Das hatte ich noch vergessen.Du schriebst , agersoe:"In meiner Sammlung sind jedenfalls sehr viele von dem Typ: ziehend im Einsatz, da die kleinen Absprengungen auf der Hinterseite der steilscharfen Kante sind !  ...wenn du mich verstehst !! "
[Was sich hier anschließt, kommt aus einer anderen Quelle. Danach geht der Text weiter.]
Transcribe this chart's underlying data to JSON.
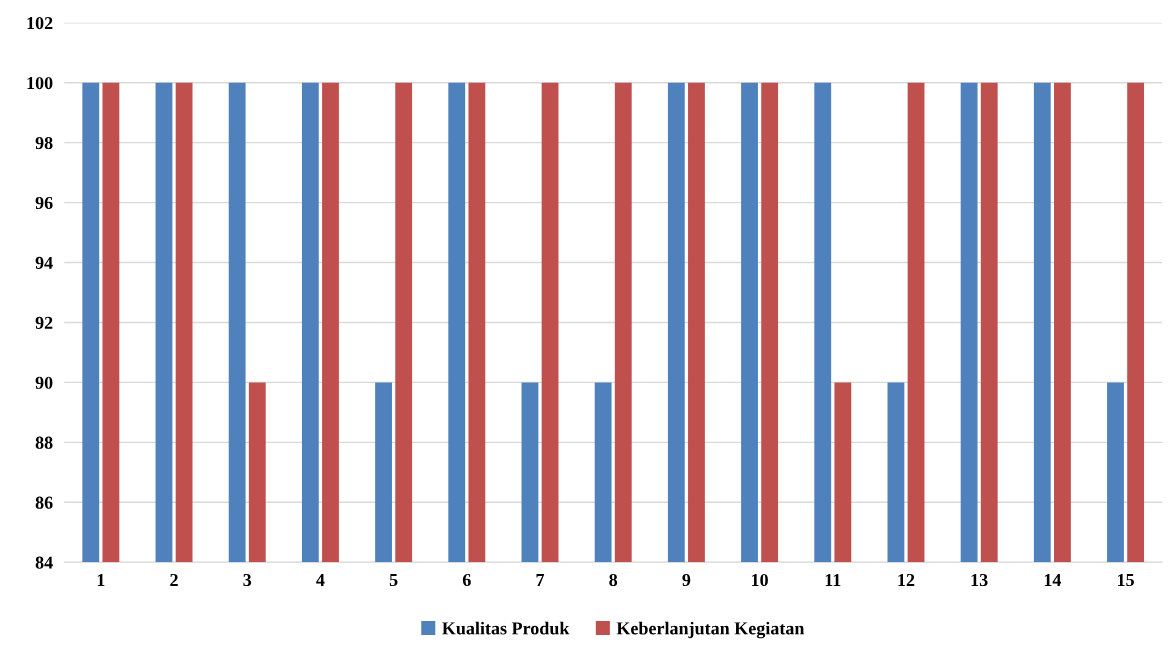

In welche Zeit datieren Deine Stichel?  Weil mir, wie oben beschrieben, bisher keiner aus meso- und neolithischem Fundzusammenhang
untergekommen ist.... und die Lebensbedingungen und Werkzeuganforderungen können doch  nicht soooo unterschiedlich gewesen sein- oder war der Stichel an das REN  gekoppelt(?)..so dass die nach Norden abgewanderten Weihnachtsschlittentiere nur dort bei Euch den Stichel forderten... und bekamen

Und bei "UNS" ab dem Mesolithikum?... Hirsch- UR- REH... da hätte es sich auch nicht schlecht gestichelt im Gehörn???
"Soviele Fragen... So wenige Antworten" (B.Brecht)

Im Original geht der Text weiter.